Consumer Response to Monetary Subsidies: A Structural Demand Analysis of the Supplemental Nutrition Assistance Program
Rudolf-Harri Oberg & Andrés Musalem
Marketing Science, forthcoming
Abstract:
There is growing debate about whether consumer subsidies related to nutrition programs should be more flexible. Additional flexibility increases consumer welfare but may hinder efforts toward achieving nutrition goals. We study how consumers would respond to subsidy designs with different spending restrictions. To simulate consumer behavior under different subsidies, we develop a direct utility model that integrates consumer decisions for brands, categories, and stores. This model is used to simulate consumer behavior for benefit designs that are not observed in practice but are often part of the policy debate. We apply the model to quantify the effects of supplemental nutrition assistance program (SNAP) benefits relative to alternative subsidy designs. Our findings indicate that SNAP benefits can be effective in driving food purchases, although on average only 70% of the subsidy would get spent, and only half of that would lead to greater food spending. The latter is driven by sizable spillovers toward other categories not covered under the program. To quantify the consumer welfare implications associated with alternative subsidy designs, we find that, on average, consumers would be willing to trade $1.00 in SNAP benefits for $0.29 in unrestricted cash benefits because of the spending restrictions associated with food stamps.

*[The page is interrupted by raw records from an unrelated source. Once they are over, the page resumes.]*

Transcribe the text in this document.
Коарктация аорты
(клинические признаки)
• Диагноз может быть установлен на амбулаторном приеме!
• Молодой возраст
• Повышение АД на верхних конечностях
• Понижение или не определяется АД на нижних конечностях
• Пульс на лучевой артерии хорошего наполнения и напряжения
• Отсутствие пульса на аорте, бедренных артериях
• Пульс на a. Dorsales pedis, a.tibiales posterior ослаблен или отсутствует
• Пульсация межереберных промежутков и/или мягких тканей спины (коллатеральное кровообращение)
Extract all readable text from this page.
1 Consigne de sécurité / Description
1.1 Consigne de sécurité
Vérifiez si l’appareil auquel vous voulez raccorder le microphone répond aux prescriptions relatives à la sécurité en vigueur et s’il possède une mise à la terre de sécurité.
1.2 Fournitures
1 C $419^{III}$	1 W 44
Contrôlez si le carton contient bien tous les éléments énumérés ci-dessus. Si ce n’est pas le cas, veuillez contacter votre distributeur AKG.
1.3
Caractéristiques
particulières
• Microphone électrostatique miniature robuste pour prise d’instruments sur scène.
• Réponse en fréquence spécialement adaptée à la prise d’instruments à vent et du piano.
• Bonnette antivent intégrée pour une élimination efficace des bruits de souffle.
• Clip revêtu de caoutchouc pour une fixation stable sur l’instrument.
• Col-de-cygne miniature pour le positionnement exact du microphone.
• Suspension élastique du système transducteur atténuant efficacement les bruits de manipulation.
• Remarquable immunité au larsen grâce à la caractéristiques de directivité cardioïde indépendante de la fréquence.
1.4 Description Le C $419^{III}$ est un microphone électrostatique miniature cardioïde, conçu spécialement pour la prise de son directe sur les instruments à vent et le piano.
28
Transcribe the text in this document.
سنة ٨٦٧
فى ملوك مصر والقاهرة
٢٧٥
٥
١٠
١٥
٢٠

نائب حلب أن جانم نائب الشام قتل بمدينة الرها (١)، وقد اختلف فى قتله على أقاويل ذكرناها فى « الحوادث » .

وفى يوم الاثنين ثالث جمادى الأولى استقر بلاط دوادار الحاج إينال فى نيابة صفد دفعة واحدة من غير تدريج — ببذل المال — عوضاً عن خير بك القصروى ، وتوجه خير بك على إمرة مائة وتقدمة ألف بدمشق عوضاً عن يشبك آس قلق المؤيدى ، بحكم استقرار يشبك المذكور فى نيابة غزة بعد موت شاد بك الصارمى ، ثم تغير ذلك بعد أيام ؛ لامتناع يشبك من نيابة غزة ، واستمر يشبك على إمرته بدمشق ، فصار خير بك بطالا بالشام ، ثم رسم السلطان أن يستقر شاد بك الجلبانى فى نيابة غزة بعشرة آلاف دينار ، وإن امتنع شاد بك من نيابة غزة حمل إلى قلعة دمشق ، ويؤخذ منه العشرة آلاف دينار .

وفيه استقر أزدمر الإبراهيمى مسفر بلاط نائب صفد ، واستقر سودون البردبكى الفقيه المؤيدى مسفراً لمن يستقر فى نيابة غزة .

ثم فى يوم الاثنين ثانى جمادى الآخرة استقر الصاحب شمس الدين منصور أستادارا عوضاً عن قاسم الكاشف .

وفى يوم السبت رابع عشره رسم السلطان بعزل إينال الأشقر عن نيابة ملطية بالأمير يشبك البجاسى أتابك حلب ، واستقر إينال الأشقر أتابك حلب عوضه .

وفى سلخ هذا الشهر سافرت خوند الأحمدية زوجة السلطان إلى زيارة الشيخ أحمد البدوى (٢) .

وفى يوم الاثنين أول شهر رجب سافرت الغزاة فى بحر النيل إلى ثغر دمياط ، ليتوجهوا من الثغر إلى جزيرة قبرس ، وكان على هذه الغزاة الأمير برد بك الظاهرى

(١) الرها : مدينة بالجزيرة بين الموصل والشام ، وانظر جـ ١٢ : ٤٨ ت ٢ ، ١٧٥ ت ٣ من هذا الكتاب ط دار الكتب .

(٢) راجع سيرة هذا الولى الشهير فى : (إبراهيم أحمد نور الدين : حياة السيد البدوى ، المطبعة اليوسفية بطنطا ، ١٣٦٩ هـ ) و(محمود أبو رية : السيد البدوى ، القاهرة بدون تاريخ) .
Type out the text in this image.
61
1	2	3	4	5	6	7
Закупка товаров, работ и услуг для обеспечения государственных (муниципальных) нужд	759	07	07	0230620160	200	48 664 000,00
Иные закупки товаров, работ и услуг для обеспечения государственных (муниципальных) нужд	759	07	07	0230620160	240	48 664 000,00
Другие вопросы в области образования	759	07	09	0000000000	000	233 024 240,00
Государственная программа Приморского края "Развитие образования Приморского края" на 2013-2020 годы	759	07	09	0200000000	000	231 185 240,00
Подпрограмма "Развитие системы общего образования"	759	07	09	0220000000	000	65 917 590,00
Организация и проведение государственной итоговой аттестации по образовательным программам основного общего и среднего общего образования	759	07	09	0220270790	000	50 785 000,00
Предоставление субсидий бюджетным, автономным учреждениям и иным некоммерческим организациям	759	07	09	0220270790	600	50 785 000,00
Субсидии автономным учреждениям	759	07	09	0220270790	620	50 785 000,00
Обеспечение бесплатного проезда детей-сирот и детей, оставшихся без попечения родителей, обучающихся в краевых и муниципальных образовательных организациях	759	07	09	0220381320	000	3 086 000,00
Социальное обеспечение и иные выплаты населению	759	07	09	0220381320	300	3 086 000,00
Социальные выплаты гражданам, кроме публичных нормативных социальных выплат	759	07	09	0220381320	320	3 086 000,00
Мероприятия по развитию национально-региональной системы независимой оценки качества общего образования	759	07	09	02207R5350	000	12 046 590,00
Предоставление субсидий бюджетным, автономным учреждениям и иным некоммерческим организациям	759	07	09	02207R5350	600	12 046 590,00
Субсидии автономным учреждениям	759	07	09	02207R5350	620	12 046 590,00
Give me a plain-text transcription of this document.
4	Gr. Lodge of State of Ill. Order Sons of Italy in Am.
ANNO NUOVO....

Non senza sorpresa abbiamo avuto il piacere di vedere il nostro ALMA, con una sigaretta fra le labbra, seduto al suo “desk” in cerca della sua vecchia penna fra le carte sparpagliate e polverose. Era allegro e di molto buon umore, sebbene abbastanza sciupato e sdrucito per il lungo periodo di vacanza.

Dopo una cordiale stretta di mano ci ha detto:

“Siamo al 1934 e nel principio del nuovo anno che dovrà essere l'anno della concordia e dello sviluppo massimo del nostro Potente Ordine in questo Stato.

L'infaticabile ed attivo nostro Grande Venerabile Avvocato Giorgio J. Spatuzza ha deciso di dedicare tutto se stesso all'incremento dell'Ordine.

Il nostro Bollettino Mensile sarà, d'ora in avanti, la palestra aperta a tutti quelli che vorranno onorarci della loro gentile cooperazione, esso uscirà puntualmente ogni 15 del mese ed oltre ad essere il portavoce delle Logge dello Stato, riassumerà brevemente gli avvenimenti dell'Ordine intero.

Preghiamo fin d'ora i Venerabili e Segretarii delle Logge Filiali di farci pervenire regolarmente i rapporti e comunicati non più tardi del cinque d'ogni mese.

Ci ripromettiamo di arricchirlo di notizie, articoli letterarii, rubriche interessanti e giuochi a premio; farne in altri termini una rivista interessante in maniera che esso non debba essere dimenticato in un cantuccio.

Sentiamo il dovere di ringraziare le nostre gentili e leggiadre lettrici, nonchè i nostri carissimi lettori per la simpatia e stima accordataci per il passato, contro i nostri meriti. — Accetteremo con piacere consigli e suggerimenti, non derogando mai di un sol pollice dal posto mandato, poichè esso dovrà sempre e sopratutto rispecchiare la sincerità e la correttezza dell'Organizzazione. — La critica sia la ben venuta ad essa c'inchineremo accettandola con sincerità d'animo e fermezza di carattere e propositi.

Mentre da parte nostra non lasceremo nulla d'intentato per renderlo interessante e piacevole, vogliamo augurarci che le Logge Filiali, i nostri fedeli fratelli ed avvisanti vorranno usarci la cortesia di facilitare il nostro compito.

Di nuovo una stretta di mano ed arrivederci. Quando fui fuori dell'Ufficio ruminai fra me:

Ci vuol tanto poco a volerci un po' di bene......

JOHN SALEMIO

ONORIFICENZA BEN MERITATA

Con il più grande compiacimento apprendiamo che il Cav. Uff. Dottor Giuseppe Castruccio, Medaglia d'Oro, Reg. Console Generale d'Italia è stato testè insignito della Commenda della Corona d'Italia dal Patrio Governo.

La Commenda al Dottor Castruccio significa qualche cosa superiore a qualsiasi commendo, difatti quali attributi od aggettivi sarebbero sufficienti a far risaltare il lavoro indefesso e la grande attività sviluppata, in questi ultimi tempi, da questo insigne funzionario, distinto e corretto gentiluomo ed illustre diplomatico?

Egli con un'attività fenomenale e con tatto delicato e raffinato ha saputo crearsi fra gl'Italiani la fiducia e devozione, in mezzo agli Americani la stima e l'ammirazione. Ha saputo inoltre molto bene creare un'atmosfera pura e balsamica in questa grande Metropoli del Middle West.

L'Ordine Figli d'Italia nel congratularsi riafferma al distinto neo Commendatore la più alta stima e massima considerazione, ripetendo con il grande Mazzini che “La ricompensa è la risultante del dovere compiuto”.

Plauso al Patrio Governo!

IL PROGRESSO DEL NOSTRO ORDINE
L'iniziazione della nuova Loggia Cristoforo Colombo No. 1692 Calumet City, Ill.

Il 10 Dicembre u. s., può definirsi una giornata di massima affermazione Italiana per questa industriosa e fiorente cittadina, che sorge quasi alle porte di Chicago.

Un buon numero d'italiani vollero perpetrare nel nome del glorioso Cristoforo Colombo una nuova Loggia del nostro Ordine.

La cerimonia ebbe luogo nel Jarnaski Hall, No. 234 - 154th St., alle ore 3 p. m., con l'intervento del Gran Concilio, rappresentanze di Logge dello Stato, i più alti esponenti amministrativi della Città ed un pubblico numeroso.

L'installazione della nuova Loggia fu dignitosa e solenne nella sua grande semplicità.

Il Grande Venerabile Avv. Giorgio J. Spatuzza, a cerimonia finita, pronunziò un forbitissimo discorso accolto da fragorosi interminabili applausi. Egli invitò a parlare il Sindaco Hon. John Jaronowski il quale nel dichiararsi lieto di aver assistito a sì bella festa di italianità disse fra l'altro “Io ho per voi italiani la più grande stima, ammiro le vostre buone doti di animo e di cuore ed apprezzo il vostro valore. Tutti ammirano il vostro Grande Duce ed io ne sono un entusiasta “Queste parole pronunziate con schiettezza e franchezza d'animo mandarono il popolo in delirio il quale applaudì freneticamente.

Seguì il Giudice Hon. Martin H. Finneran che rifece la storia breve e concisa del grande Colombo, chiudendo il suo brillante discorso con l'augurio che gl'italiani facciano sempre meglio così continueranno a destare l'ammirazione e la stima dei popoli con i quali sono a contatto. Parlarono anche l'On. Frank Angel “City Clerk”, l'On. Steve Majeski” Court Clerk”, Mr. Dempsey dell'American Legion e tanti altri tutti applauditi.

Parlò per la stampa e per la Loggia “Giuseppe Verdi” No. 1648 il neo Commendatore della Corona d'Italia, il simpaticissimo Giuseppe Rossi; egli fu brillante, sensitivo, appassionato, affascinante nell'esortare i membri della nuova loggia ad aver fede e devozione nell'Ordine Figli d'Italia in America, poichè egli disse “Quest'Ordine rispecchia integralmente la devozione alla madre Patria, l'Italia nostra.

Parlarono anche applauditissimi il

Compliance is taxing: A field experiment on tax abatement information in the United States
Nathan Jensen, Zhizhen Lu & Daniel Nielson
Business and Politics, forthcoming
Abstract:
In this paper, we examine a major transparency initiative affecting tax abatements for state and local economic development in the United States that has been plagued by noncompliance. Unlike academic studies examining government compliance with transparency rules such as Freedom of Information Act (FOIA) requests, we examine government and independent auditor responses to inquiries about information already posted, or not posted, in annual financial reports. Using a pre-registered experimental approach on cities, counties, and school districts in a single large-population state (Texas), we remind entities and their external auditors of their transparency obligations as well as our ability to check their compliance with this transparency rule and ask these entities follow-up questions about their required posts. Against expectations, we found that entities were not significantly more likely to comply with our request for information when we reminded them of their disclosure obligations and we found some evidence that nudges made entities less likely to comply. We argue these results provide novel insights into the limitations of transparency initiatives.